A fun read with plenty of drama between reading about the toys and following Eddie about as we get acquainted with his world and how that world views the Droods.
It’s a standard mission. Exorcise the demon and ensure the President doesn’t give birth. Only, everything goes wrong and Eddie is summoned back to Drood Hall. The family seat he escaped ten years ago. This can’t be good.
It’s the constant string of attacks on the motorway on the way to Stonehenge which raises Eddie’s suspicious and then Uncle James’ confirmation. Rogue. The family has declared him a traitor and he needs to find out what he’s done.
Shaman Bond is the alias for Edwin Drood — it wouldn’t do for most in the world to know that Bond is part of the infamous and much-too-powerful Drood family. His job is to protect humanity. He thought. Until it all blew up. Charles and Emily Drood were his parents before they were murdered on a mission.
The Matriarch leads the Drood family. This one is Eddie’s grandmother, Martha Drood; Alistair is her second husband. Fellow Droods include Penny, the usual contact for agents in the field; Uncle James was practically Eddie’s father after his parents died and is known as the Gray Fox; and, Matthew is another agent based in London and must always win on any mission. Jacob is his greats-great grandfather, a ghost hanging out in the old chapel. The Sarjeant-at-Arms is similar to a butler, but more. He hates Eddie — and I’m certain everyone hates him right back. Uncle Jack is the Armourer with a soft spot for Eddie. He’s being retired, and Alexandra is taking his place. The family Librarian has been missing for some time now — William.
Molly knows a few rogues who might be able to help Eddie: Oddly John, Mole, and Sebastian.
Willy Fleagal runs an Internet cafe that Eddie uses. Janissary Jane is a mercenary; Indigo Spirit is a costume-obsessed superhero; Charlatan Joe is a confidence trickster; the Blue Fairy is middle aged and moaning with it; Subway Sue is all about the luck, taking it and selling it; Mr. Stab has a nasty past; Girl Flower…do NOT get too close to her!; and, Digger Browne, a practical ghoul.

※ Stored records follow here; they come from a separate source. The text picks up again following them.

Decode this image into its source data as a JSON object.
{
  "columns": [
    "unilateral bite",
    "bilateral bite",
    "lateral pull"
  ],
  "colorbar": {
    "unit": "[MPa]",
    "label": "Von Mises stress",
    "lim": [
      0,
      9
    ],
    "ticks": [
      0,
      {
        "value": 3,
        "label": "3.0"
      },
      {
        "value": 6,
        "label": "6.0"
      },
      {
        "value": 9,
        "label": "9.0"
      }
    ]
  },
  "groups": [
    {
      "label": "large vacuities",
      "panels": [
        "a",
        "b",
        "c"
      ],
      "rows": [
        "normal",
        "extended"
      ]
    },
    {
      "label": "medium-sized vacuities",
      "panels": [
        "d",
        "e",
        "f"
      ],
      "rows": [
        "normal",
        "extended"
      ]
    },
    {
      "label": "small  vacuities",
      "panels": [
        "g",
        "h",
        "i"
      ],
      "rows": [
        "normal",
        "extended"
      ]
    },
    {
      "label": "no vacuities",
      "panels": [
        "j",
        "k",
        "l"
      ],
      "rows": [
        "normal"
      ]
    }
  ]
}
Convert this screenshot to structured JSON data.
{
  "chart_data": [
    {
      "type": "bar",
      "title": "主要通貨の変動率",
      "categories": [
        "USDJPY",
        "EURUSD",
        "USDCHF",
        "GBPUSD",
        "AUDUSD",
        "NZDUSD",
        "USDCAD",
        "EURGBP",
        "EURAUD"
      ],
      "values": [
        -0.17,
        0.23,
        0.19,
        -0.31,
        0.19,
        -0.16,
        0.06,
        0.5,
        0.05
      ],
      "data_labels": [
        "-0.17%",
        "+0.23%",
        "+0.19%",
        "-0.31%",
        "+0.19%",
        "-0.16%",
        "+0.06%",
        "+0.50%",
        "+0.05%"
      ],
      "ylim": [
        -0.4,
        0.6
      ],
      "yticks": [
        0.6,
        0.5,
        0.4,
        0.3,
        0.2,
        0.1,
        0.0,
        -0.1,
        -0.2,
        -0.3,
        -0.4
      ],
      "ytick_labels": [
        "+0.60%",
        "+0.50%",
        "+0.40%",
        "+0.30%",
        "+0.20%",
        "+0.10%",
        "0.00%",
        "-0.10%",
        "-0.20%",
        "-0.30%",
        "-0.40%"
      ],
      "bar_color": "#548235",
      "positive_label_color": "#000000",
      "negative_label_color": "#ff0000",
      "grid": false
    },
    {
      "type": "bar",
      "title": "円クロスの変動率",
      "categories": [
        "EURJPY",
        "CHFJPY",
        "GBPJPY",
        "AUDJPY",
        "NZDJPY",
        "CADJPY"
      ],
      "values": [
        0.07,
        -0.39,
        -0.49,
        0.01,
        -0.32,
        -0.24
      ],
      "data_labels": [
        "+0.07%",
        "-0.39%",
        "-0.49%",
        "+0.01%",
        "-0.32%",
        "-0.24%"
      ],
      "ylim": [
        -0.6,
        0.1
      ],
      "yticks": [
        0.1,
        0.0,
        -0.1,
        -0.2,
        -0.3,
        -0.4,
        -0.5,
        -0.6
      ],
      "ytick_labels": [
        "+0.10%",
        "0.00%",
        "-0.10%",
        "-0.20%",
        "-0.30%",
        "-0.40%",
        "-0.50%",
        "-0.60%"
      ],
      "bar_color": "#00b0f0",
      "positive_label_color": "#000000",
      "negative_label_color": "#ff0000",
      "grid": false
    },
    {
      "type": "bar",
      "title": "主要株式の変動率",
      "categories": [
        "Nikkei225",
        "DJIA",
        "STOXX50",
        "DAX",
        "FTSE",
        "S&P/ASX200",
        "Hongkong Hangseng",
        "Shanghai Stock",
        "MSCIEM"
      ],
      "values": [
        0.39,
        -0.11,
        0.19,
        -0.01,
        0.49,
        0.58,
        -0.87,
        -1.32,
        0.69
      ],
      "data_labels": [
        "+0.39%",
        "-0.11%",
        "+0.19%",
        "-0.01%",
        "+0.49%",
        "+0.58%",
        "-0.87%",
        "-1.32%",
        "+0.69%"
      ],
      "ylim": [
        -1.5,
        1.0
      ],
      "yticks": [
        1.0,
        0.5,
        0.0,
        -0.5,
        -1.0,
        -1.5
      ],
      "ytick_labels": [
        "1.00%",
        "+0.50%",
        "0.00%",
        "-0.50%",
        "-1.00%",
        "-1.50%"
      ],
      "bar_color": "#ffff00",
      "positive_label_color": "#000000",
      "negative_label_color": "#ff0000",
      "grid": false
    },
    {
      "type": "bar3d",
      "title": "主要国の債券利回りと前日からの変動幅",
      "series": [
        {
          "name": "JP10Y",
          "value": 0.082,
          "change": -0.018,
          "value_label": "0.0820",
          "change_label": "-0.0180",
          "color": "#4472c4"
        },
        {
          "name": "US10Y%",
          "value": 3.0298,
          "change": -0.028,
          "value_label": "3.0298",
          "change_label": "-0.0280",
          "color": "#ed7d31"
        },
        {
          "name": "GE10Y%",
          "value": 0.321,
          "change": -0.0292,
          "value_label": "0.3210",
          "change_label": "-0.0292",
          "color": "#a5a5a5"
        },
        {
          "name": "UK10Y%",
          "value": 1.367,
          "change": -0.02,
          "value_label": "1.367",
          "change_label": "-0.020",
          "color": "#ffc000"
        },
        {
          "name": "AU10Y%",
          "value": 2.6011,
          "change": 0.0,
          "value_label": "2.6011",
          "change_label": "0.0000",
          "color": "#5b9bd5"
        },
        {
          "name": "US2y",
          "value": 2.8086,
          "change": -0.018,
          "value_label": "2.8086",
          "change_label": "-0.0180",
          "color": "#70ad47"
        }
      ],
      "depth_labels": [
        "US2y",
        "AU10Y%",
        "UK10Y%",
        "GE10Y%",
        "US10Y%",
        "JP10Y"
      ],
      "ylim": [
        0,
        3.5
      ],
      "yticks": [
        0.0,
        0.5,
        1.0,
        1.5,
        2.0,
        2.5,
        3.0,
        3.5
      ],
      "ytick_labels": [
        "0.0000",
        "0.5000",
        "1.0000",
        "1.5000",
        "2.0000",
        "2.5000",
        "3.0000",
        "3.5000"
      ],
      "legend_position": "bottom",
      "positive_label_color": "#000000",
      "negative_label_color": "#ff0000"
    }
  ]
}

Archie Leech is a serial possessor, an amulet allows his soul to jump bodies. He just uses ’em up and finds another. Manifest Destiny is a relatively new organization out to take over the world and free it from the Droods. Layers within layers within layers. Solomon Krieg is the Golem with the Atomic Brain, a relic from the Cold War. Truman is Destiny’s leader with good intentions and foul determination.
The CARnivores sound like the vehicles in the Nightside. Then there are the Chelsea Lovers who are into tantric sex whose mission is to take over the world with sex; the Sceneshifters who shift reality a piece at a time — their theory that God doesn’t rule the world but the Devil does actually makes a lot of sense; the Mole is exactly that, a networked guy living underground who hooks people up with what and who they need; and, the infamous Molly Metcalf, a witch who opposes most everything a Drood stands for and the one who peels back a peek at the truth for Eddie.
The Drood family has been protecting the world for centuries. Some say that “Drood” is a derivation of “druid”. The one known truth is that the golden torc is the armor that ensures Drood supremacy. Unless they are an agent in the field, the Droods all were born, grew up, and live at the Hall. A Drood can never leave the family.
The Cover and Title
You can’t miss knowing you’re in a big, older city as you eye the very narrow alley between towering buildings. One man is in silhouette with his gun, staring down the alley at us while a second man is tucked in tight in a corner, clutching his golden torc, praying, waiting, prepared. The only light appears to be a fire reddening and lighting up only the alley. The cascade of fire escapes on one building in stark relief.
The title reflects the protagonist in the story, Eddie Drood is The Man with the Golden Torc.